Ma tale vicinanza e umanità dimostrata dai suoi colleghi e amici non ha sortito la finalità sperata, ovvero scuotere le coscienze di quelle Autorità che avrebbero dovuto redimere una situazione irregolare e illegale e dagli stessi omertosamente taciuta.

Le stesse Autorità che avrebbero potuto assicurare ad Antonio per gli ultimi giorni che gli rimangono quella serenità tanto sospirata e dovuta.

E’ altamente imbarazzante questa questione che investe ambienti militari ritenuti amici, visto che anche in guerra un condannato a morte è trattato con più dignità perfino dai suoi nemici.

Per terminare, ora Antonio seppur forte e caparbio non riesce più da solo a contenere tutte le problematiche qui solo accennate.

Antonio conosce a pieno la sua critica condizione sanitaria confermata dall’ultimo esame medico del 01-06-2017, nel quale vengono riscontrate tutta una serie di nuove metastasi al cervello, alle ossa e al midollo.

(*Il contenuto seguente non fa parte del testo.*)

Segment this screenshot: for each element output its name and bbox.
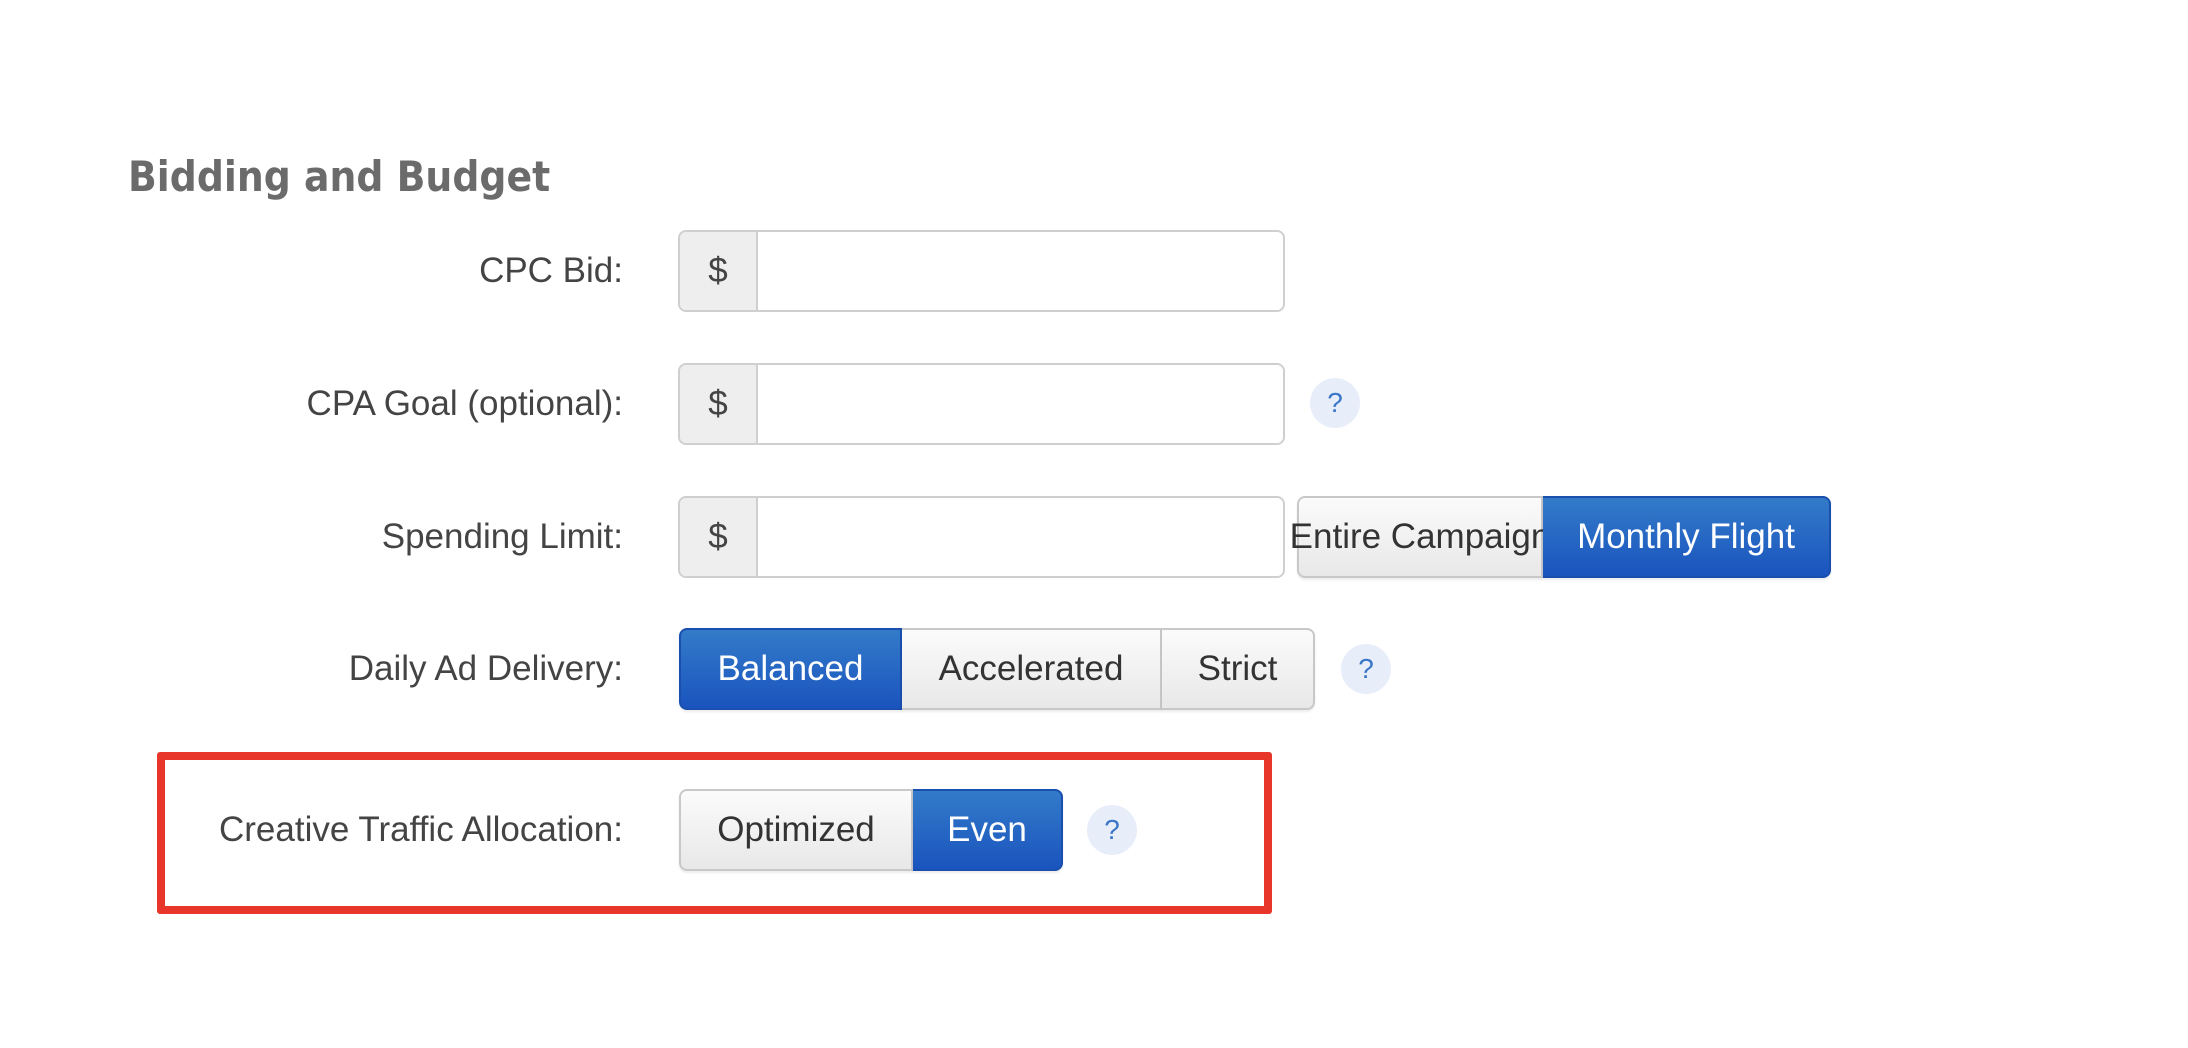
spending-limit-input[interactable] — [758, 498, 1283, 576]
currency-addon: $ — [680, 365, 758, 443]
cpa-goal-input-group: $ — [678, 363, 1285, 445]
cpc-bid-input-group: $ — [678, 230, 1285, 312]
even-button[interactable]: Even — [913, 789, 1063, 871]
accelerated-button[interactable]: Accelerated — [902, 628, 1162, 710]
creative-traffic-allocation-label: Creative Traffic Allocation: — [219, 810, 623, 849]
daily-ad-delivery-label: Daily Ad Delivery: — [348, 649, 623, 688]
creative-traffic-allocation-help-icon[interactable]: ? — [1087, 805, 1137, 855]
spending-limit-input-group: $ — [678, 496, 1285, 578]
cpc-bid-label: CPC Bid: — [479, 251, 623, 290]
monthly-flight-button[interactable]: Monthly Flight — [1543, 496, 1831, 578]
daily-ad-delivery-help-icon[interactable]: ? — [1341, 644, 1391, 694]
creative-traffic-allocation-toggle: Optimized Even — [679, 789, 1063, 871]
balanced-button[interactable]: Balanced — [679, 628, 902, 710]
cpc-bid-input[interactable] — [758, 232, 1283, 310]
section-title: Bidding and Budget — [128, 152, 551, 201]
daily-ad-delivery-toggle: Balanced Accelerated Strict — [679, 628, 1315, 710]
entire-campaign-button[interactable]: Entire Campaign — [1290, 496, 1550, 578]
currency-addon: $ — [680, 232, 758, 310]
cpa-goal-help-icon[interactable]: ? — [1310, 378, 1360, 428]
spending-limit-label: Spending Limit: — [381, 517, 623, 556]
strict-button[interactable]: Strict — [1162, 628, 1315, 710]
optimized-button[interactable]: Optimized — [679, 789, 913, 871]
currency-addon: $ — [680, 498, 758, 576]
cpa-goal-input[interactable] — [758, 365, 1283, 443]
cpa-goal-label: CPA Goal (optional): — [306, 384, 623, 423]
spending-limit-period-toggle: Entire Campaign Monthly Flight — [1290, 496, 1831, 578]
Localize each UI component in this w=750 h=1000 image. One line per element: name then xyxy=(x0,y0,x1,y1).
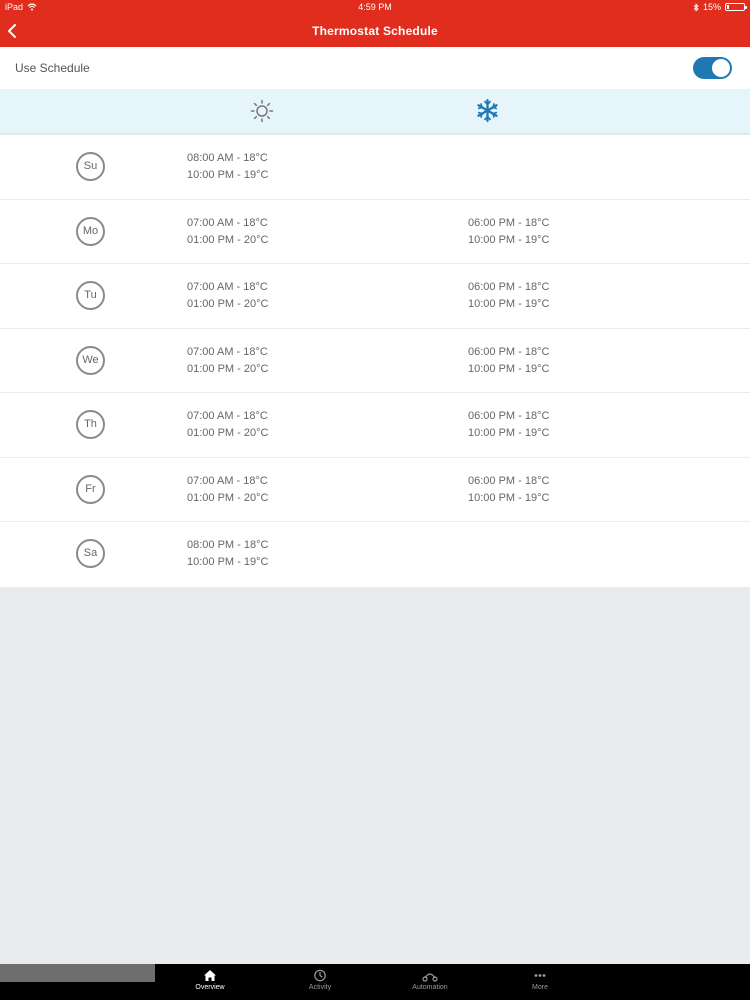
day-badge: Sa xyxy=(76,539,105,568)
day-row-monday[interactable]: Mo 07:00 AM - 18°C 01:00 PM - 20°C 06:00… xyxy=(0,200,750,264)
day-row-saturday[interactable]: Sa 08:00 PM - 18°C 10:00 PM - 19°C xyxy=(0,522,750,587)
automation-icon xyxy=(422,973,438,982)
slot-time: 08:00 PM - 18°C xyxy=(187,539,269,551)
day-row-wednesday[interactable]: We 07:00 AM - 18°C 01:00 PM - 20°C 06:00… xyxy=(0,329,750,393)
tab-bar: Overview Activity Automation More xyxy=(0,964,750,1000)
heat-slots: 07:00 AM - 18°C 01:00 PM - 20°C xyxy=(187,473,268,507)
cool-slots: 06:00 PM - 18°C 10:00 PM - 19°C xyxy=(468,279,549,313)
battery-percent: 15% xyxy=(702,2,721,12)
day-badge: Mo xyxy=(76,216,105,246)
day-row-thursday[interactable]: Th 07:00 AM - 18°C 01:00 PM - 20°C 06:00… xyxy=(0,393,750,458)
tab-more[interactable]: More xyxy=(505,969,575,991)
slot-time: 08:00 AM - 18°C xyxy=(187,152,268,164)
slot-time: 01:00 PM - 20°C xyxy=(187,233,269,246)
status-time: 4:59 PM xyxy=(358,2,392,12)
day-badge: Tu xyxy=(76,281,105,310)
use-schedule-row: Use Schedule xyxy=(0,47,750,89)
slot-time: 01:00 PM - 20°C xyxy=(187,362,269,375)
slot-time: 07:00 AM - 18°C xyxy=(187,474,268,487)
slot-time: 10:00 PM - 19°C xyxy=(187,169,269,181)
use-schedule-toggle[interactable] xyxy=(693,57,732,79)
sun-icon xyxy=(250,99,274,123)
tab-label: Automation xyxy=(412,984,448,991)
tab-label: More xyxy=(532,984,548,991)
status-right: 15% xyxy=(693,2,747,12)
status-bar: iPad 4:59 PM 15% xyxy=(0,0,750,14)
mode-header xyxy=(0,89,750,134)
tab-label: Activity xyxy=(308,984,332,991)
slot-time: 10:00 PM - 19°C xyxy=(468,427,550,439)
cool-slots: 06:00 PM - 18°C 10:00 PM - 19°C xyxy=(468,473,549,507)
heat-slots: 07:00 AM - 18°C 01:00 PM - 20°C xyxy=(187,344,268,378)
heat-slots: 08:00 PM - 18°C 10:00 PM - 19°C xyxy=(187,537,268,571)
header: iPad 4:59 PM 15% Thermostat Schedule xyxy=(0,0,750,47)
tab-activity[interactable]: Activity xyxy=(285,969,355,991)
day-row-friday[interactable]: Fr 07:00 AM - 18°C 01:00 PM - 20°C 06:00… xyxy=(0,458,750,522)
tab-bar-overlay xyxy=(0,964,155,982)
tab-overview[interactable]: Overview xyxy=(175,969,245,991)
snowflake-icon xyxy=(477,98,498,123)
slot-time: 06:00 PM - 18°C xyxy=(468,474,550,487)
slot-time: 01:00 PM - 20°C xyxy=(187,491,269,504)
heat-slots: 07:00 AM - 18°C 01:00 PM - 20°C xyxy=(187,279,268,313)
home-icon xyxy=(204,970,216,981)
slot-time: 10:00 PM - 19°C xyxy=(468,362,550,375)
slot-time: 06:00 PM - 18°C xyxy=(468,410,550,422)
slot-time: 01:00 PM - 20°C xyxy=(187,427,269,439)
slot-time: 01:00 PM - 20°C xyxy=(187,298,269,310)
slot-time: 10:00 PM - 19°C xyxy=(468,491,550,504)
day-badge: Su xyxy=(76,152,105,181)
slot-time: 10:00 PM - 19°C xyxy=(187,556,269,568)
cool-slots: 06:00 PM - 18°C 10:00 PM - 19°C xyxy=(468,215,549,249)
use-schedule-label: Use Schedule xyxy=(15,61,90,75)
slot-time: 10:00 PM - 19°C xyxy=(468,298,550,310)
day-badge: Th xyxy=(76,410,105,439)
tab-automation[interactable]: Automation xyxy=(395,969,465,991)
schedule-list: Su 08:00 AM - 18°C 10:00 PM - 19°C Mo 07… xyxy=(0,135,750,587)
slot-time: 06:00 PM - 18°C xyxy=(468,281,550,293)
day-badge: We xyxy=(76,345,105,375)
heat-slots: 08:00 AM - 18°C 10:00 PM - 19°C xyxy=(187,150,268,184)
day-row-sunday[interactable]: Su 08:00 AM - 18°C 10:00 PM - 19°C xyxy=(0,135,750,200)
day-row-tuesday[interactable]: Tu 07:00 AM - 18°C 01:00 PM - 20°C 06:00… xyxy=(0,264,750,329)
heat-slots: 07:00 AM - 18°C 01:00 PM - 20°C xyxy=(187,408,268,442)
heat-slots: 07:00 AM - 18°C 01:00 PM - 20°C xyxy=(187,215,268,249)
page-title: Thermostat Schedule xyxy=(312,24,438,38)
slot-time: 07:00 AM - 18°C xyxy=(187,216,268,229)
day-badge: Fr xyxy=(76,474,105,504)
toggle-knob xyxy=(712,59,730,77)
slot-time: 07:00 AM - 18°C xyxy=(187,410,268,422)
slot-time: 06:00 PM - 18°C xyxy=(468,345,550,358)
slot-time: 07:00 AM - 18°C xyxy=(187,281,268,293)
activity-icon xyxy=(314,969,326,982)
cool-slots: 06:00 PM - 18°C 10:00 PM - 19°C xyxy=(468,408,549,442)
slot-time: 06:00 PM - 18°C xyxy=(468,216,550,229)
cool-slots: 06:00 PM - 18°C 10:00 PM - 19°C xyxy=(468,344,549,378)
app: iPad 4:59 PM 15% Thermostat Schedule Use… xyxy=(0,0,750,1000)
more-icon xyxy=(534,974,546,977)
battery-icon xyxy=(725,3,747,11)
slot-time: 10:00 PM - 19°C xyxy=(468,233,550,246)
tab-label: Overview xyxy=(195,984,225,991)
bluetooth-icon xyxy=(693,2,699,12)
slot-time: 07:00 AM - 18°C xyxy=(187,345,268,358)
battery-fill xyxy=(727,5,729,9)
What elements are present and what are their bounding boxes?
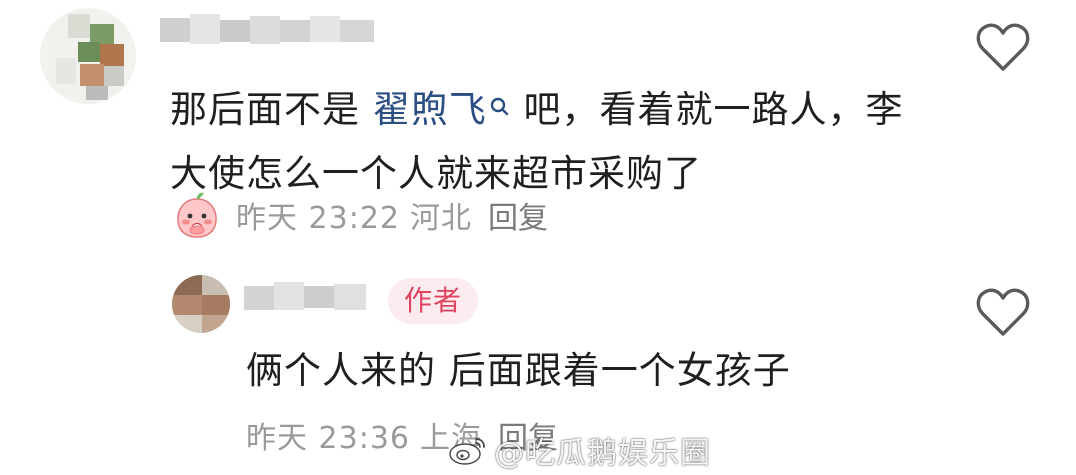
author-avatar[interactable] [172,275,230,333]
reply-time: 昨天 23:36 [246,421,410,456]
comment-text-before: 那后面不是 [170,88,373,131]
heart-outline-icon[interactable] [975,287,1031,339]
reply-body: 俩个人来的 后面跟着一个女孩子 [246,349,791,392]
search-icon[interactable] [489,82,511,116]
heart-outline-icon[interactable] [975,22,1031,74]
commenter-avatar[interactable] [40,8,136,104]
comment-meta: 昨天 23:22 河北 回复 [172,190,548,240]
reply-button[interactable]: 回复 [488,193,548,237]
comment-time: 昨天 23:22 [236,201,400,236]
author-badge: 作者 [388,278,479,324]
comment-location: 河北 [410,201,472,236]
watermark: @吃瓜鹅娱乐圈 [448,428,711,472]
peach-emoji-icon[interactable] [172,190,222,240]
mention-link[interactable]: 翟煦飞 [373,88,487,131]
comment-body: 那后面不是 翟煦飞 吧，看着就一路人，李大使怎么一个人就来超市采购了 [170,78,930,206]
watermark-text: @吃瓜鹅娱乐圈 [494,436,711,471]
weibo-logo [448,433,488,467]
author-name-blurred[interactable] [244,280,374,314]
commenter-name-blurred[interactable] [160,14,375,44]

Antonio non si è mai piegato a nulla, tanto meno alla sua malattia che ha voluto sempre conoscere a pieno e senza veli.

Antonio sta morendo, questa è la verità che anche le Istituzioni conoscono ma che fingono di non sapere per non dovere dare una risposta o per non dover prendere una posizione ufficiale nei confronti di tutte le mancanze e le omissioni perpetrate dalle Stesse fino ad oggi.

Ora come non mai ha bisogno di un sostegno forte e capace di dare al suo ormai segnato spirito quella scossa, quella vitalità, quella serenità e quella fede necessaria a rendere sereni i suoi ultimi giorni.

Adesso Antonio ha bisogno di ogni sorta di aiuto, in maggior modo di quello spirituale poiché è l’unico che potrebbe dargli quella forza capace di fargli vivere questo dramma con dignitosa umanità.

Carissimo Papa Francesco questo in breve è quanto Antonio e i suoi cari sono costretti a vivere da oltre dodici anni, ed è per questo che sono nuovamente a richiedere un Suo umano interessamento.

Spero che Antonio possa ricevere presto un suo umano sostegno.

Con speranza e gratitudine,

Carlo Chiariglione

Amico, collega e portavoce di Antonio Attianese”.